Pharos Energy plc, an oil and gas exploration and production company, issues the following operations update to summarise recent operational activities and to provide trading guidance in respect of the financial year to 31 December 2020. This is in advance of the Company’s Preliminary results. The information contained herein has not been audited and may be subject to further review and amendment.
- Group working interest 2020 production 11,373 boepd net, in line with production guidance:
- Egypt production 5,270 bopd
- Vietnam production 6,103 boepd net
- Egypt 2P reserves expected to be upgraded by approx.40%
- TGT drilling programme start date brought forward from Q4 to Q3 2021
- Two year field licence extensions for TGT and CNV formally granted by the Ministry of Industry and Trade in Vietnam
- Cash balances as at 31 December 2020 were approx. $24m; net debt $33m
- Group revenue for 2020 was c.$140m, including the benefit of our hedges of $23m
- Vietnam revenues for the year were c. $87m
- The average realised oil price per barrel from Vietnam was just under $45/bbl, representing a premium to Brent of just over $3/bbl
- Egyptian revenues for the year were circa $30m
- The average realised oil price per barrel from Egypt achieved was approx. $37/bbl, representing a discount to Brent of circa $4/bbl
- Cash cost savings on total group expenditure for the year of c.23% against the budget. Group reduction of G&A costs 35%
Egypt resources upgrade
McDaniel & Associates (a third-party reserves auditing company) is certifying 2020 year-end reserves which include improved waterflood performance based on recent field data, and a new drilling and workover plan for 2021 onwards based on an enhanced field development plan created by the company and ERCe. An upgrade of approx.40% in the proven and probable (2P) reserves is expected in the El Fayum concession.
The Company has engaged Jefferies to conduct a formal farm-out process for the Company’s assets in Egypt. Discussions are ongoing with potential industry partners for our Egyptian operations and the Company is encouraged by the level of interest.
El Fayum Production
Production for 2020 from the El Fayum Concession averaged 5,270 bopd. This is in line with the Egypt 2020 production guidance given on 12 May 2020 of 5,000-6,000 bopd.

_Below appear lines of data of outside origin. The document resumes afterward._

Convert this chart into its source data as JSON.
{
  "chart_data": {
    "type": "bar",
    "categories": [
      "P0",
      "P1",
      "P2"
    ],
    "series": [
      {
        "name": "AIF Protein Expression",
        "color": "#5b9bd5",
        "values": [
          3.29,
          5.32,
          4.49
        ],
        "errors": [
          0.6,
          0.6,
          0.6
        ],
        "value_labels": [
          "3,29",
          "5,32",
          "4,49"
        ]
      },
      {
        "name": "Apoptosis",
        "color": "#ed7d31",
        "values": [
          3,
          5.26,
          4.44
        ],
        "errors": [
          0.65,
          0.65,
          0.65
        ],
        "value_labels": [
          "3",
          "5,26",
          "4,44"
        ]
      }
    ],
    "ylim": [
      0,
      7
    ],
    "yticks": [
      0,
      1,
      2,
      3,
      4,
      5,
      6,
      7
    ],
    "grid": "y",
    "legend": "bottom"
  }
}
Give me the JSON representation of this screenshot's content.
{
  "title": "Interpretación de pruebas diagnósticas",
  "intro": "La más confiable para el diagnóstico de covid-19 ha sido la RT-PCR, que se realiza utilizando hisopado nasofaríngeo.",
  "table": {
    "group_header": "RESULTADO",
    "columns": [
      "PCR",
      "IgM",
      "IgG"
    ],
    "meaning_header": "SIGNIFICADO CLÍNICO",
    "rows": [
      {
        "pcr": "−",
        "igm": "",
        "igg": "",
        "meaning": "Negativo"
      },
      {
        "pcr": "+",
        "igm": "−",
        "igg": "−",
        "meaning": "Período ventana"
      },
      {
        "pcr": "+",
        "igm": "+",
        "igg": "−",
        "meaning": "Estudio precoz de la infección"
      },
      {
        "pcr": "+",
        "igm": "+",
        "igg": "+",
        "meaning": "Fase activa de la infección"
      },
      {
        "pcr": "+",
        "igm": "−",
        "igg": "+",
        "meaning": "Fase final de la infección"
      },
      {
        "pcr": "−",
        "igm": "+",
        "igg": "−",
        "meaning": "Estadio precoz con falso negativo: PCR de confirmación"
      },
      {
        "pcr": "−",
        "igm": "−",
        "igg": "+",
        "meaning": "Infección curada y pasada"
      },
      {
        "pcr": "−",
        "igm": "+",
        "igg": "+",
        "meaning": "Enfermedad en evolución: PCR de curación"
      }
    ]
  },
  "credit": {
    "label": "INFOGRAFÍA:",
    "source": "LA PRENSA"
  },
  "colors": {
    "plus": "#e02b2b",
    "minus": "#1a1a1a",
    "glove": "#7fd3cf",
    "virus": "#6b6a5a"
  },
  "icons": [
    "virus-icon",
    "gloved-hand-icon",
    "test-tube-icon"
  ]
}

El Fayum Development and Operations
Prior to the COVID-19 pandemic and the oil price shock, three drilling rigs and three workover rigs were operating through Q1 2020. Seven wells (five producers and two injectors) were drilled through to April 2020 in El Fayum.

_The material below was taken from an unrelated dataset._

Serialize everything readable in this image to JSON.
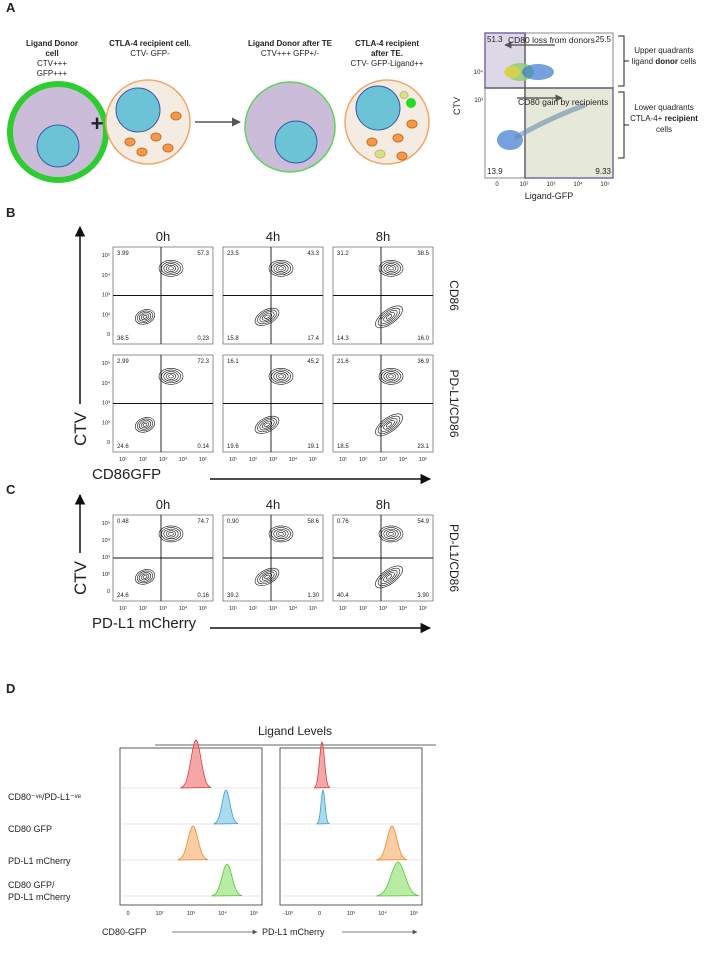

Due to the uncertain macro-economic environment resulting from the global impact of COVID-19 and the oil price shock, the discretionary drilling programme in Egypt was scaled back to preserve capital with termination notices issued on five of the six rigs retaining just one workover rig, on a call out contract, for ongoing maintenance. Production operations in the field since, have been centred on well maintenance interventions and water-flood implementation. During the hiatus in drilling operations, Pharos has:
- Benefited from improved commercial terms with EGPC regarding the Western Desert discount and negotiated a reduction on the El Fayum discount. The Western Desert discount reduced in stages, from a high of $2.90/bbl in April to $0.60/bbl by October. In addition, we have agreed reductions with EGPC, effective 1 August 2020, on both the price discount applied specifically to the El Fayum crude ($1/bbl reduction) and on the crude handling fees paid at the refinery ($0.80/bbl reduction). Both of these reductions are in place for an initial period of six months while the Company continues its joint review with EGPC on the specification of the crude oil, on which the discount and fees are applied.

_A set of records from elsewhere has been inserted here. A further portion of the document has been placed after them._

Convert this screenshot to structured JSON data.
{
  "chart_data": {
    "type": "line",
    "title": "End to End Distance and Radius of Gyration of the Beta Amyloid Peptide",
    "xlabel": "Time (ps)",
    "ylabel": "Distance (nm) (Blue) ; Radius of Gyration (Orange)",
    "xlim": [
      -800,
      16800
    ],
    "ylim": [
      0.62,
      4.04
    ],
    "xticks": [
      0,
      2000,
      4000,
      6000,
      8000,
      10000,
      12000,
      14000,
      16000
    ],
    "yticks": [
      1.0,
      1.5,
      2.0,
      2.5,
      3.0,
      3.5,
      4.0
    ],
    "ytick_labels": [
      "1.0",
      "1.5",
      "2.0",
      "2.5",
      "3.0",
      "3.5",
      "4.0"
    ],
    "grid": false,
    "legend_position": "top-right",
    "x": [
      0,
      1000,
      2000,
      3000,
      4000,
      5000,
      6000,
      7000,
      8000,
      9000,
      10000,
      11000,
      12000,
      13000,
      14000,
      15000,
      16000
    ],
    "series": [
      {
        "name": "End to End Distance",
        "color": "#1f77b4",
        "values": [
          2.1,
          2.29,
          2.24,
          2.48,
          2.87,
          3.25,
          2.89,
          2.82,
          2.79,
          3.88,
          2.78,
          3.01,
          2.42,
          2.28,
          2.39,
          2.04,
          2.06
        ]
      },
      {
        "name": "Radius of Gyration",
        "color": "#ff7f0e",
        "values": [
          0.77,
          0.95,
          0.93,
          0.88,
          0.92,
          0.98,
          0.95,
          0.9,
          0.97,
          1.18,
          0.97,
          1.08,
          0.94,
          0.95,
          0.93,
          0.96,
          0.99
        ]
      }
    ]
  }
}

- Progressed negotiations with EGPC concerning potential improvements in the Concession Agreement terms in order to support a return to operational investment. If successful, these negotiations could lead to an improvement of up to $6/bbl in the breakeven price. These discussions with EGPC should be seen in the context of the positive progress made by certain other companies in the region.
- Reprocessed the 3D seismic data across El Fayum, for better subsurface definition.
- Conducted a waterflood evaluation for the phase implementation of a secondary recovery programme.
- Updated the sub-surface static model and creating field dynamic models to optimise the location of future wells, both oil producers and water injectors, as the development programme is implemented.
Exploration drilling activity is currently on hold while the Company focuses on development, production, and cash flow.
Egypt - North Beni Suef (NBS)
During 2020, work focused on technical and investigative work on wells previously drilled on the concession. Interpretation of the large pre-existing 3D seismic survey on the NBS concession continues and a number of low-risk prospects and potential producing field extensions extending from third party Development Leases to NBS area have been identified.